“I’m a nerd. Let me start there,” said Eric Aguilar.
Aguilar spent his entire career integrating sensors into robots, working at Raytheon and later Tesla to build robots that could understand and navigate their environments. Trent Huang did the same at Google.
“It’s through that latter part of my career where I realized there’s still a significant gap in what robots need to see to understand their world, and what the reality is on sensor capabilities today,” Aguilar said.
Together, Aguilar and Huang built Omnitron Sensors, a Westwood-based semiconductor startup that announced on Thursday it raised around $13 million in series A funding. The round was led by Corriente Advisors with additional participation from Omnitron’s veteran investor L’ATTITUDE Ventures.
Omnitron Sensors is tackling a problem the electric vehicle world needs to solve. Light detection and ranging (LiDAR) subsystems (which allow cars, robots, space satellites, ships and drones to more accurately map and navigate through their environments) have a reliability problem. The lasers, mirrors and lenses have to be aligned at sub-micron level tolerances, meaning the deviation in measurements has to be smaller than the width of human hair. Putting that delicate a system in, say, a car – which is subject to wild temperature changes in the air and in the vehicle, as well as the various bumps and potholes that make up Los Angeles roads – can result in the sensor losing calibration.

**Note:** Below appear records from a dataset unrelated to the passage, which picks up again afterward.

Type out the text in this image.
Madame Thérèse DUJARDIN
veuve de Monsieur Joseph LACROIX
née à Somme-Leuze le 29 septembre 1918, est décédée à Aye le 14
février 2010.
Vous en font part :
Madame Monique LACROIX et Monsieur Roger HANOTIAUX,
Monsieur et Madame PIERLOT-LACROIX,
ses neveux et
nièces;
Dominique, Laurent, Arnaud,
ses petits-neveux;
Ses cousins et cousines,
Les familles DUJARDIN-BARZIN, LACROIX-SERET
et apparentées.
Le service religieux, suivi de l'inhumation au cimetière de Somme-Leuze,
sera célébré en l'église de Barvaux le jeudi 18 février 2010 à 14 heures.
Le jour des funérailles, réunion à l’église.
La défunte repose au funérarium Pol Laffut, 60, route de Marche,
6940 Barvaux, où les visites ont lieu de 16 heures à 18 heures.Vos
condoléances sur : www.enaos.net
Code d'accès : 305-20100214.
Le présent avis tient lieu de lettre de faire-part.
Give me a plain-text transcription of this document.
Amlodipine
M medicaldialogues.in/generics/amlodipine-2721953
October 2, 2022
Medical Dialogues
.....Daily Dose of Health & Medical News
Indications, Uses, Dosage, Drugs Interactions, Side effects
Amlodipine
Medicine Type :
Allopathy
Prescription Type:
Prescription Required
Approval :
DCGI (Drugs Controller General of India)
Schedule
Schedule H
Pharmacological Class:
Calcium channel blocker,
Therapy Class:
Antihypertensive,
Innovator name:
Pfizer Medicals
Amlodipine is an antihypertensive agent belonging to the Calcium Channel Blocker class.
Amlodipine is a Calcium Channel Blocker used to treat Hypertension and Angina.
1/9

“That fundamentally needs to be addressed in order to get (LiDAR sensors) into the market,” Aguilar said. “And that’s why we created this company, to kind of try to figure that out.”

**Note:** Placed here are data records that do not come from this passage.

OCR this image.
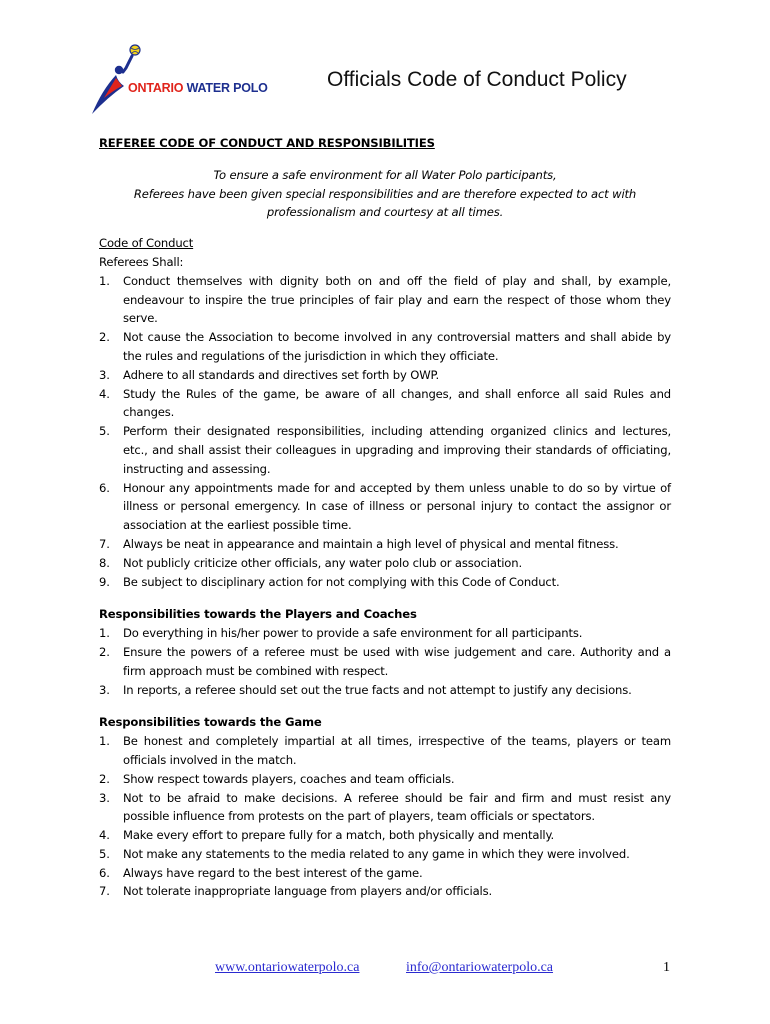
ONTARIO WATER POLO	Officials Code of Conduct Policy
REFEREE CODE OF CONDUCT AND RESPONSIBILITIES
To ensure a safe environment for all Water Polo participants,
Referees have been given special responsibilities and are therefore expected to act with
professionalism and courtesy at all times.
Code of Conduct
Referees Shall:
1. Conduct themselves with dignity both on and off the field of play and shall, by example, endeavour to inspire the true principles of fair play and earn the respect of those whom they serve.
2. Not cause the Association to become involved in any controversial matters and shall abide by the rules and regulations of the jurisdiction in which they officiate.
3. Adhere to all standards and directives set forth by OWP.
4. Study the Rules of the game, be aware of all changes, and shall enforce all said Rules and changes.
5. Perform their designated responsibilities, including attending organized clinics and lectures, etc., and shall assist their colleagues in upgrading and improving their standards of officiating, instructing and assessing.
6. Honour any appointments made for and accepted by them unless unable to do so by virtue of illness or personal emergency. In case of illness or personal injury to contact the assignor or association at the earliest possible time.
7. Always be neat in appearance and maintain a high level of physical and mental fitness.
8. Not publicly criticize other officials, any water polo club or association.
9. Be subject to disciplinary action for not complying with this Code of Conduct.
Responsibilities towards the Players and Coaches
1. Do everything in his/her power to provide a safe environment for all participants.
2. Ensure the powers of a referee must be used with wise judgement and care. Authority and a firm approach must be combined with respect.
3. In reports, a referee should set out the true facts and not attempt to justify any decisions.
Responsibilities towards the Game
1. Be honest and completely impartial at all times, irrespective of the teams, players or team officials involved in the match.
2. Show respect towards players, coaches and team officials.
3. Not to be afraid to make decisions. A referee should be fair and firm and must resist any possible influence from protests on the part of players, team officials or spectators.
4. Make every effort to prepare fully for a match, both physically and mentally.
5. Not make any statements to the media related to any game in which they were involved.
6. Always have regard to the best interest of the game.
7. Not tolerate inappropriate language from players and/or officials.
www.ontariowaterpolo.ca	info@ontariowaterpolo.ca	1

Omnitron’s intellectual property allows them to build a micro electrical mechanical system (MEMS) device that can make those sensors more reliable.
A popular investment category
After spending decades in software and cloud technology, it looks like venture firms are coming back down to Earth and pushing more money into hardware investments. Crosscut Ventures, a Santa Monica-based seed funding firm, announced a new partner in Jon Ylvisaker as the company pivoted into frontier technologies, including hard tech.

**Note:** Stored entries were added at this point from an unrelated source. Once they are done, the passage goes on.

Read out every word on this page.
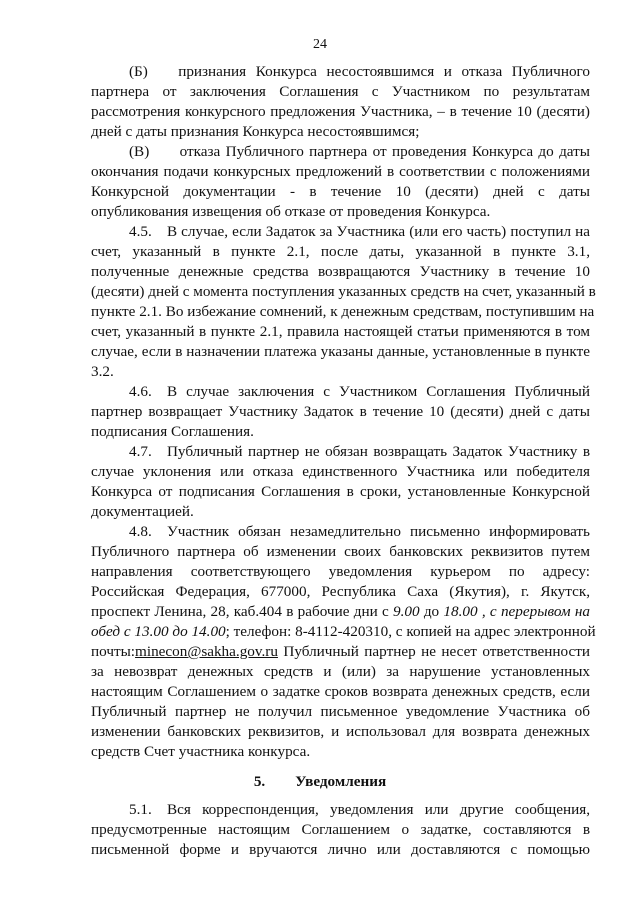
24
(Б)  признания Конкурса несостоявшимся и отказа Публичного
партнера от заключения Соглашения с Участником по результатам
рассмотрения конкурсного предложения Участника, – в течение 10 (десяти)
дней с даты признания Конкурса несостоявшимся;
(В)  отказа Публичного партнера от проведения Конкурса до даты
окончания подачи конкурсных предложений в соответствии с положениями
Конкурсной документации - в течение 10 (десяти) дней с даты
опубликования извещения об отказе от проведения Конкурса.
4.5. В случае, если Задаток за Участника (или его часть) поступил на
счет, указанный в пункте 2.1, после даты, указанной в пункте 3.1,
полученные денежные средства возвращаются Участнику в течение 10
(десяти) дней с момента поступления указанных средств на счет, указанный в
пункте 2.1. Во избежание сомнений, к денежным средствам, поступившим на
счет, указанный в пункте 2.1, правила настоящей статьи применяются в том
случае, если в назначении платежа указаны данные, установленные в пункте
3.2.
4.6. В случае заключения с Участником Соглашения Публичный
партнер возвращает Участнику Задаток в течение 10 (десяти) дней с даты
подписания Соглашения.
4.7. Публичный партнер не обязан возвращать Задаток Участнику в
случае уклонения или отказа единственного Участника или победителя
Конкурса от подписания Соглашения в сроки, установленные Конкурсной
документацией.
4.8. Участник обязан незамедлительно письменно информировать
Публичного партнера об изменении своих банковских реквизитов путем
направления соответствующего уведомления курьером по адресу:
Российская Федерация, 677000, Республика Саха (Якутия), г. Якутск,
проспект Ленина, 28, каб.404 в рабочие дни с 9.00 до 18.00 , с перерывом на
обед с 13.00 до 14.00; телефон: 8-4112-420310, с копией на адрес электронной
почты:minecon@sakha.gov.ru Публичный партнер не несет ответственности
за невозврат денежных средств и (или) за нарушение установленных
настоящим Соглашением о задатке сроков возврата денежных средств, если
Публичный партнер не получил письменное уведомление Участника об
изменении банковских реквизитов, и использовал для возврата денежных
средств Счет участника конкурса.
5. Уведомления
5.1. Вся корреспонденция, уведомления или другие сообщения,
предусмотренные настоящим Соглашением о задатке, составляются в
письменной форме и вручаются лично или доставляются с помощью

“Venture has become almost exclusively and synonymously considered as like software investing,” Ylvisaker told the Business Journal in December. “And I think there’s a new paradigm where, as software does eat the world, there will be new atoms-based solutions.”
According to Pitchbook, venture investments in electric vehicles are largely going into hardware innovations rather than software innovations. Hardware in the EV space has raised a total of $145.58 billion, compared to $99 billion raised by software firms.
“The bottleneck in the advancements of robotics, artificial intelligence and integrating robots into the real world requires significant advancements in hardware,” Aguilar said. “And VCs are tapping into that. We’re seeing an influx in investment in our ecosystem.”
But investing in hardware is a different beast for venture firms. Software moves faster and is more nimble, and it’s easier to deduce how successful a software rollout will perform and what the return on investment will look like. Omnitron, on the other hand, will take anywhere from 18 to 24 months to see revenue.
“There’s also been a little bit of reeducating the investment community because in harder tech you don’t realize revenue until you’re in volume production, which is what we’re going through right now,” Aguilar said.